Model Selection for Contract Testing Tasks
| Task | Recommended Model | Rationale |
|---|---|---|
| Consumer test generation | GPT-5.54 | Complex code analysis across multiple files |
| Contract audit (structured) | GPT-5.5 | Accurate cross-referencing of clients and tests |
| Provider state scaffolding | GPT-5.5 | Requires understanding test fixture patterns |
| Simple contract lint check | GPT-5.3-Codex-Spark4 | Fast, low-cost verification task |
Anti-Patterns
- Generating contracts from OpenAPI specs alone — contracts should reflect actual consumer usage, not theoretical API surface. Use client code as the source of truth.
- Skipping provider states — stateless Pact interactions are brittle and misleading. Always specify the precondition.
- One massive Pact file per provider — split by resource or domain boundary for independent evolution.
- Trusting generated matchers without review — Codex may over-constrain responses with exact matchers where flexible matchers (
like(),eachLike()) are appropriate. Always review generated matcher choices. - Running contract generation with
--sandbox danger-full-access— read-only or workspace-write is sufficient for contract test generation. Over-permissioned sandboxes risk unintended side effects.
Known Limitations
--output-schemaandexec resumecannot be combined — if your contract audit runs across multiple sessions, you must re-specify the schema each time11.- Context window constraints — services with very large API client surfaces (50+ endpoints per provider) may exceed the context window. Split audits by provider in these cases.
- Non-deterministic generation — Codex may produce slightly different Pact interactions on repeated runs.

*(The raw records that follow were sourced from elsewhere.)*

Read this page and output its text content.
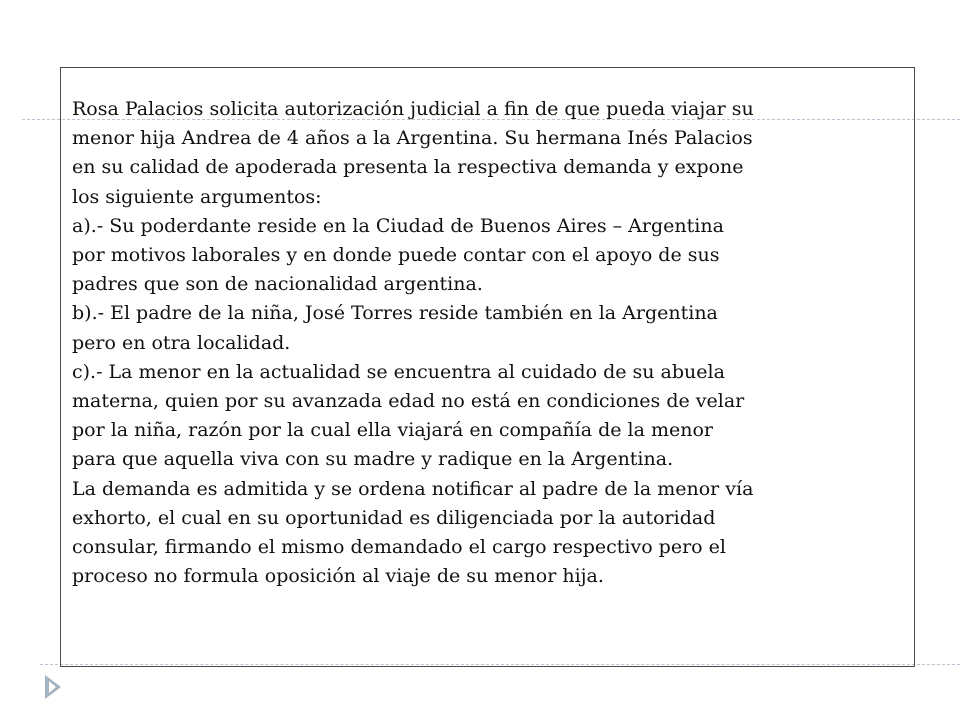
Rosa Palacios solicita autorización judicial a fin de que pueda viajar su
menor hija Andrea de 4 años a la Argentina. Su hermana Inés Palacios
en su calidad de apoderada presenta la respectiva demanda y expone
los siguiente argumentos:
a).- Su poderdante reside en la Ciudad de Buenos Aires – Argentina
por motivos laborales y en donde puede contar con el apoyo de sus
padres que son de nacionalidad argentina.
b).- El padre de la niña, José Torres reside también en la Argentina
pero en otra localidad.
c).- La menor en la actualidad se encuentra al cuidado de su abuela
materna, quien por su avanzada edad no está en condiciones de velar
por la niña, razón por la cual ella viajará en compañía de la menor
para que aquella viva con su madre y radique en la Argentina.
La demanda es admitida y se ordena notificar al padre de la menor vía
exhorto, el cual en su oportunidad es diligenciada por la autoridad
consular, firmando el mismo demandado el cargo respectivo pero el
proceso no formula oposición al viaje de su menor hija.
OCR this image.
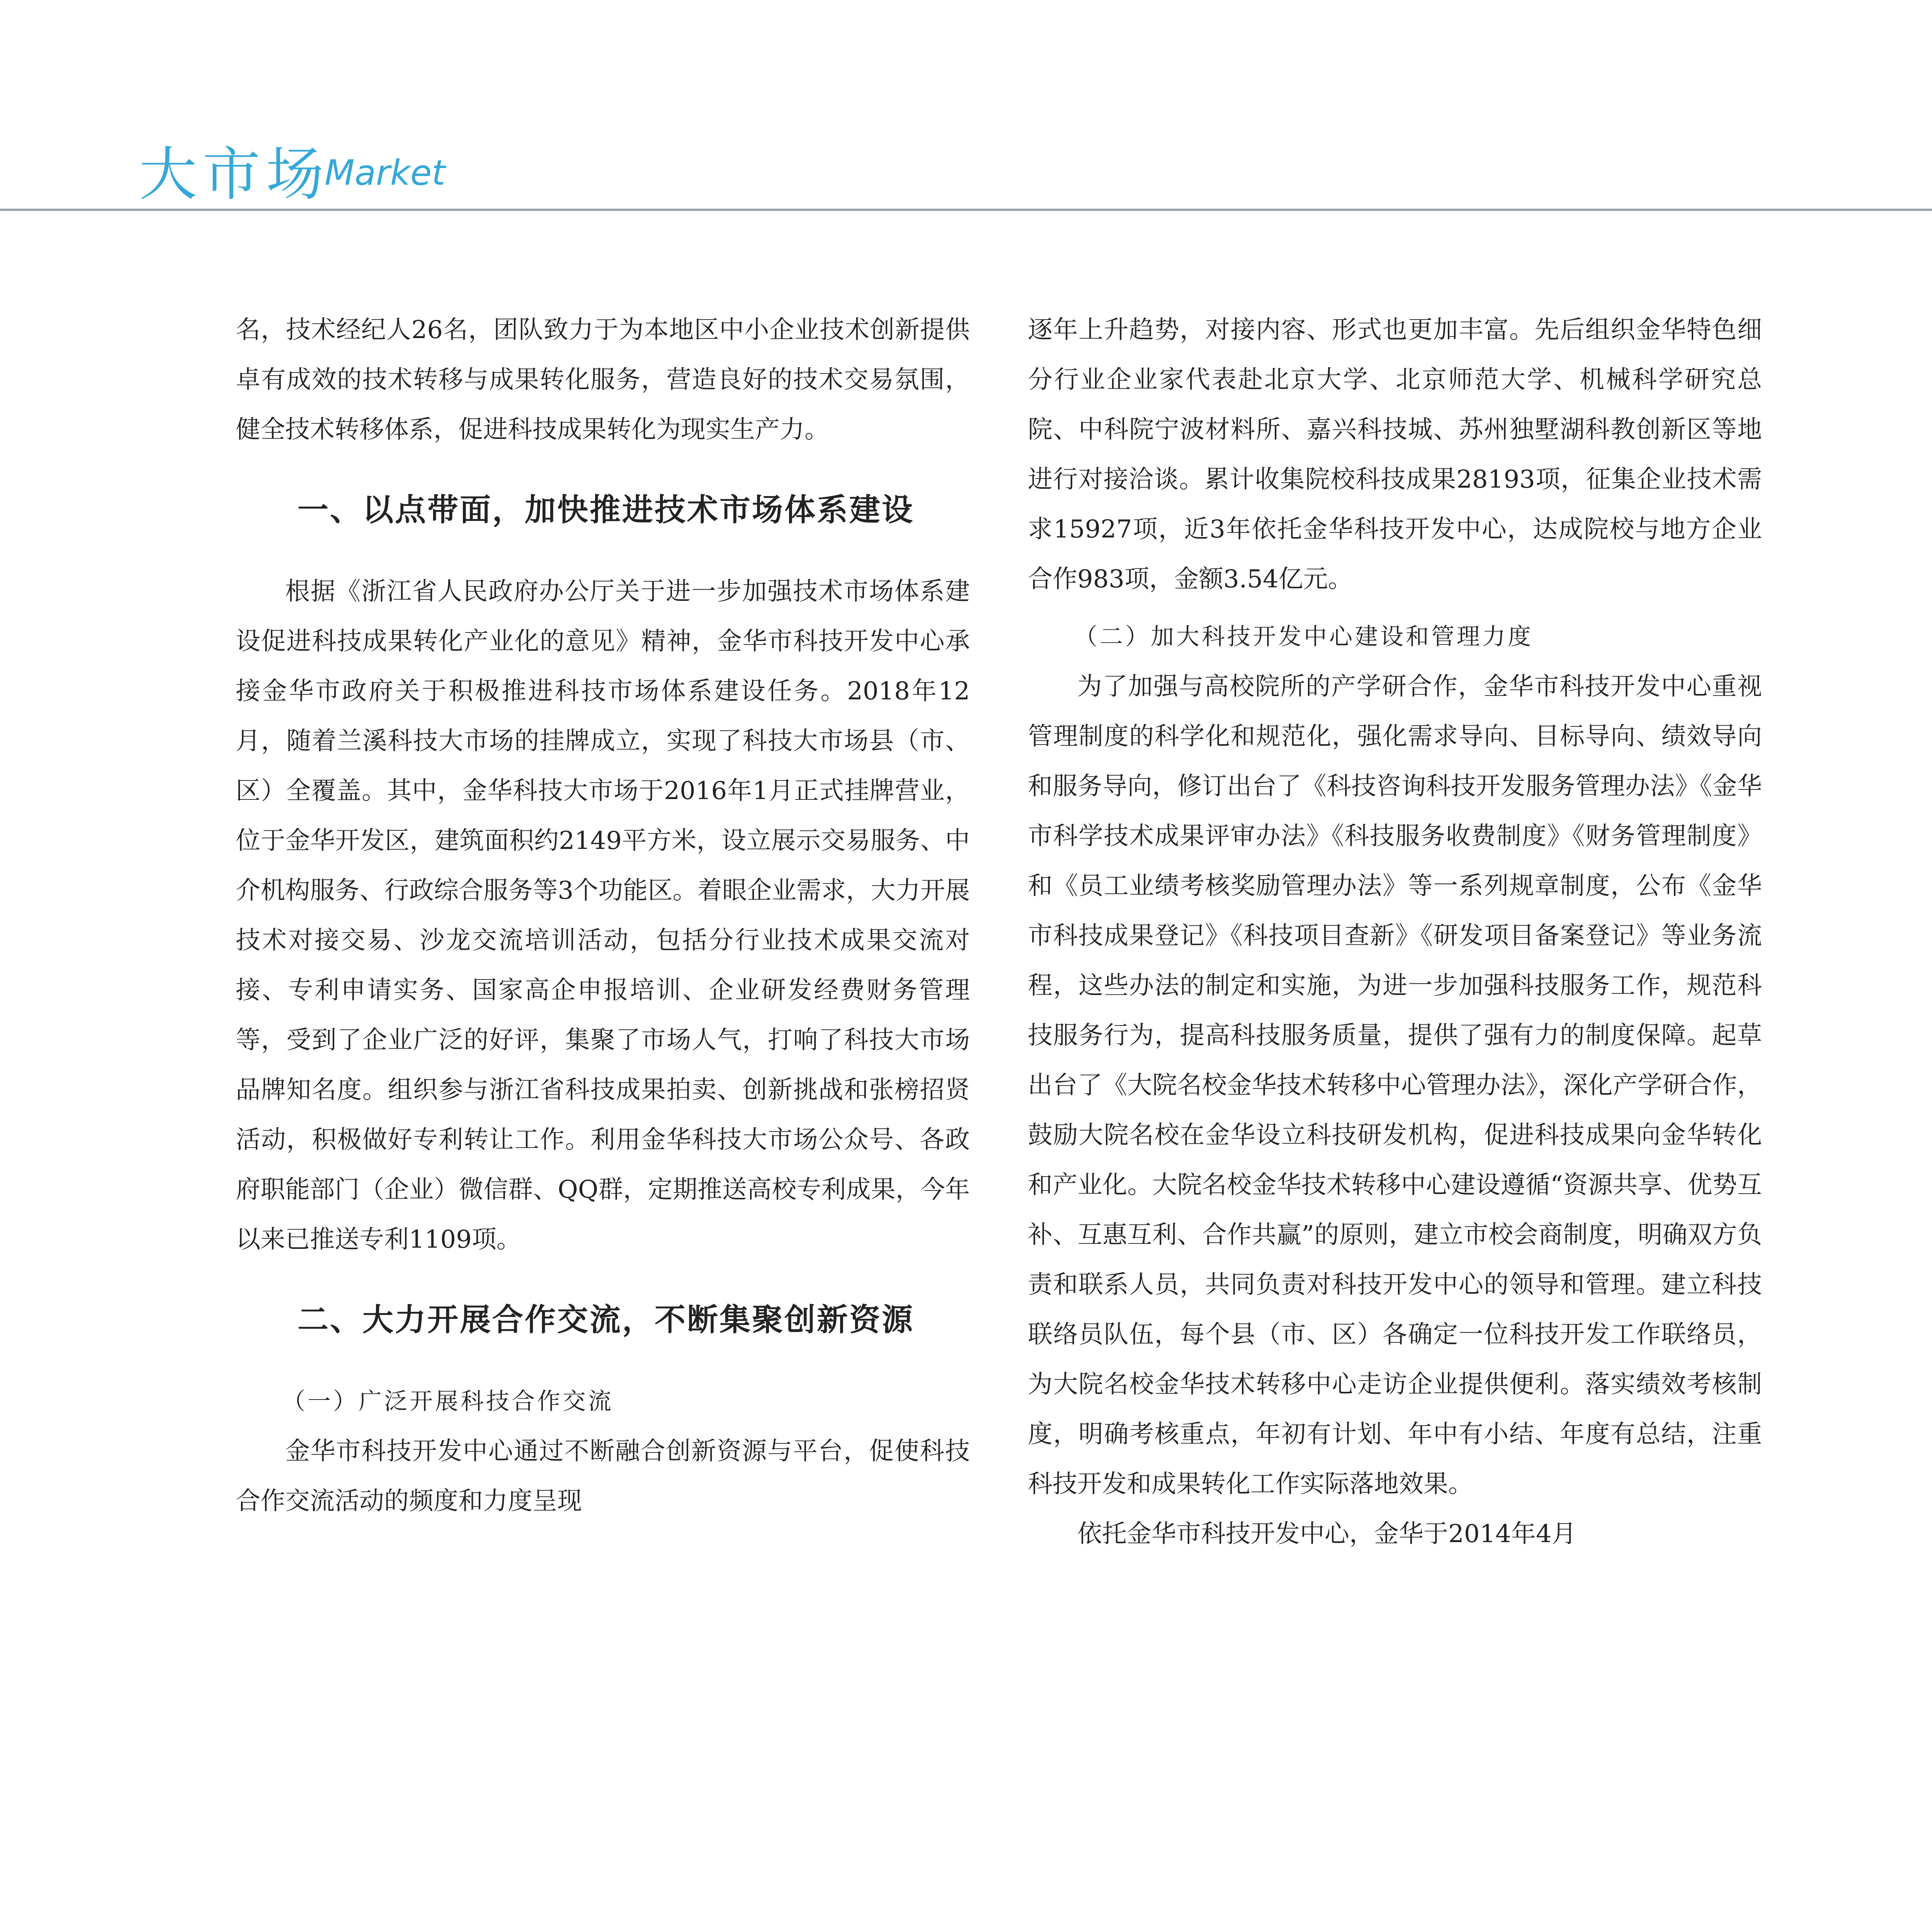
大市场
Market

名，技术经纪人26名，团队致力于为本地区中小企业技术创新提供卓有成效的技术转移与成果转化服务，营造良好的技术交易氛围，健全技术转移体系，促进科技成果转化为现实生产力。

一、以点带面，加快推进技术市场体系建设

根据《浙江省人民政府办公厅关于进一步加强技术市场体系建设促进科技成果转化产业化的意见》精神，金华市科技开发中心承接金华市政府关于积极推进科技市场体系建设任务。2018年12月，随着兰溪科技大市场的挂牌成立，实现了科技大市场县（市、区）全覆盖。其中，金华科技大市场于2016年1月正式挂牌营业，位于金华开发区，建筑面积约2149平方米，设立展示交易服务、中介机构服务、行政综合服务等3个功能区。着眼企业需求，大力开展技术对接交易、沙龙交流培训活动，包括分行业技术成果交流对接、专利申请实务、国家高企申报培训、企业研发经费财务管理等，受到了企业广泛的好评，集聚了市场人气，打响了科技大市场品牌知名度。组织参与浙江省科技成果拍卖、创新挑战和张榜招贤活动，积极做好专利转让工作。利用金华科技大市场公众号、各政府职能部门（企业）微信群、QQ群，定期推送高校专利成果，今年以来已推送专利1109项。

二、大力开展合作交流，不断集聚创新资源
（一）广泛开展科技合作交流

金华市科技开发中心通过不断融合创新资源与平台，促使科技合作交流活动的频度和力度呈现

逐年上升趋势，对接内容、形式也更加丰富。先后组织金华特色细分行业企业家代表赴北京大学、北京师范大学、机械科学研究总院、中科院宁波材料所、嘉兴科技城、苏州独墅湖科教创新区等地进行对接洽谈。累计收集院校科技成果28193项，征集企业技术需求15927项，近3年依托金华科技开发中心，达成院校与地方企业合作983项，金额3.54亿元。

（二）加大科技开发中心建设和管理力度

为了加强与高校院所的产学研合作，金华市科技开发中心重视管理制度的科学化和规范化，强化需求导向、目标导向、绩效导向和服务导向，修订出台了《科技咨询科技开发服务管理办法》《金华市科学技术成果评审办法》《科技服务收费制度》《财务管理制度》和《员工业绩考核奖励管理办法》等一系列规章制度，公布《金华市科技成果登记》《科技项目查新》《研发项目备案登记》等业务流程，这些办法的制定和实施，为进一步加强科技服务工作，规范科技服务行为，提高科技服务质量，提供了强有力的制度保障。起草出台了《大院名校金华技术转移中心管理办法》，深化产学研合作，鼓励大院名校在金华设立科技研发机构，促进科技成果向金华转化和产业化。大院名校金华技术转移中心建设遵循“资源共享、优势互补、互惠互利、合作共赢”的原则，建立市校会商制度，明确双方负责和联系人员，共同负责对科技开发中心的领导和管理。建立科技联络员队伍，每个县（市、区）各确定一位科技开发工作联络员，为大院名校金华技术转移中心走访企业提供便利。落实绩效考核制度，明确考核重点，年初有计划、年中有小结、年度有总结，注重科技开发和成果转化工作实际落地效果。

依托金华市科技开发中心，金华于2014年4月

Pin generated contracts in version control and use Codex for updates, not regeneration.
- Sandbox network isolation — provider verification requires network access to the Pact Broker. Use
--sandbox danger-full-accessonly for verification runs, not generation. - Pact V4 plugin support — Codex can generate standard HTTP and message interactions but may not correctly configure Pact V4 plugin-based interactions for custom transport protocols2.